Over the course of a decade and a half (and corresponding with my time as an undergrad and a law student), clerical and technical workers at Harvard struggled to form a union. Their most potent slogan was "we can't eat prestige," which was later turned into the title of a book recounting the period. The slogan was powerful because it captured a deep truth. Underpaid workers at Harvard were still underpaid workers, even if Harvard was a prestigious institution.
The slogan was also, perhaps deliberately, misleading, for there was little prestige attached to being a secretary at Harvard. The prestige accrued largely to the faculty, students, and alumni. (The non-faculty administration are an intermediate case which I'll put aside.) What the clerical and technical workers were saying was that they couldn't eat the prestige that other people affiliated with Harvard were getting. And they were right.
But what about the prestige hogs themselves? Could they eat prestige? I think the answer is yes, or at least sort of. Let me explain.
In my experience, academics are very much driven by the desire for acknowledgment. This can come in the form of affiliation with a prestigious institution. I know of couples who have lived hundreds or thousands of miles apart for decades because each partner had a "better" position far away from the other than would be available were they to live closer to one another. Just the economic cost--travel, maintaining two households, etc--are enormous, so that such couples could enjoy a higher standard of living if one or both took a less prestigious appointment. And that's to say nothing of the strain on their relationship and, in the instances of couples with children, the strain on that relationship.
Meanwhile, I should say that nearly every responsible academic I know is almost constantly turning down opportunities to make money so that he or she can instead do work that will earn acclaim from peers. My own calculus is illustrative. I consult a bit for paying clients, and I enjoy the work a great deal. Working on real cases keeps me in touch with the legal profession and exposes me to a range of legal developments that teaching and research wouldn't necessarily cover. I could probably do more consulting, consistent with my obligations as a professor, but I don't because I take the view that excelling as a legal academic means writing well-regarded scholarship, and I don't want to cut down on my time for scholarly pursuits any more. In this respect, I think I am very much in the mainstream of legal academics, and of academics more broadly (except that academics in some fields lack opportunities for well-paying non-academic work).
What this tells me is that in the professional world I know best, people are motivated less by dollars (although that would cease to be true below a certain comfortable minimum) than by the desire for something like prestige. And that brings me to medicine.

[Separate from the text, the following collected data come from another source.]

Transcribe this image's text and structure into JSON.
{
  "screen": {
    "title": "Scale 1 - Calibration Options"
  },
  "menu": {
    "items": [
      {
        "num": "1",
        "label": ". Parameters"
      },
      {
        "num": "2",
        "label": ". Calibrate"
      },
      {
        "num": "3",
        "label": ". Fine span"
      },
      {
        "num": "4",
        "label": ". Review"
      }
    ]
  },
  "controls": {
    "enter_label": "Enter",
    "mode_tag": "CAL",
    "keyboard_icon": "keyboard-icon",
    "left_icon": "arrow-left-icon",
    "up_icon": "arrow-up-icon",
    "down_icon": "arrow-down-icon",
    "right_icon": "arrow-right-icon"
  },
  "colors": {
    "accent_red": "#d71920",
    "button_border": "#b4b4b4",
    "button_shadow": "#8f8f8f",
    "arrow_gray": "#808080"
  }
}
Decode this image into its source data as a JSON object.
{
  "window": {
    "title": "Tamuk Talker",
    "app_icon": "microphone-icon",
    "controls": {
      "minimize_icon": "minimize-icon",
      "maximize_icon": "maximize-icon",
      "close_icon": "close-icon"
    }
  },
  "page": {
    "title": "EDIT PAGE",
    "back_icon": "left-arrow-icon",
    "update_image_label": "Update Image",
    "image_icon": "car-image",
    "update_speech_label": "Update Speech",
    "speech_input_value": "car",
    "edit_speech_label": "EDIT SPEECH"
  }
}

I am sure that a great many doctors are motivated primarily, or even exclusively, by a desire to heal what ails their patients. But that's surely not the whole of the story. As I noted last month, in an article that should be very influential, Atul Gawande has described much of the phenomenon of rising health care costs as due to locally specific cultures of profit-maximizing medical practice. For seemingly random reasons, in some communities doctors regard patients as a kind of ATM, leading to cost ratios between these and other communities of 2-to-1, without any resulting health benefit. The doctors in these high-cost places (McAllen, TX is Gawande's main example) are basically involved in a business.
I don't have anything I'd call a "plan," but I do have an idea: What if there were some way to get the doctors in the high-cost areas to value something even more than money? Ideally, what they would value is the health of their patients, but asking them to do that directly may be difficult. Paying doctors for keeping their patients healthy might work, but many doctors who are already making thousands per procedure on a fee-per-service model would likely resist that approach. What we need to do, somehow, is to make it prestigious to have healthy patients. That could be accomplished by a cultural shift, but it would take some shaking up. Given the connection between prestigious medical schools and some of our best hospitals, we have the infrastructure to change the culture. If doctors could be persuaded that they can eat prestige, we could go a long way towards addressing the fast rise in health care costs.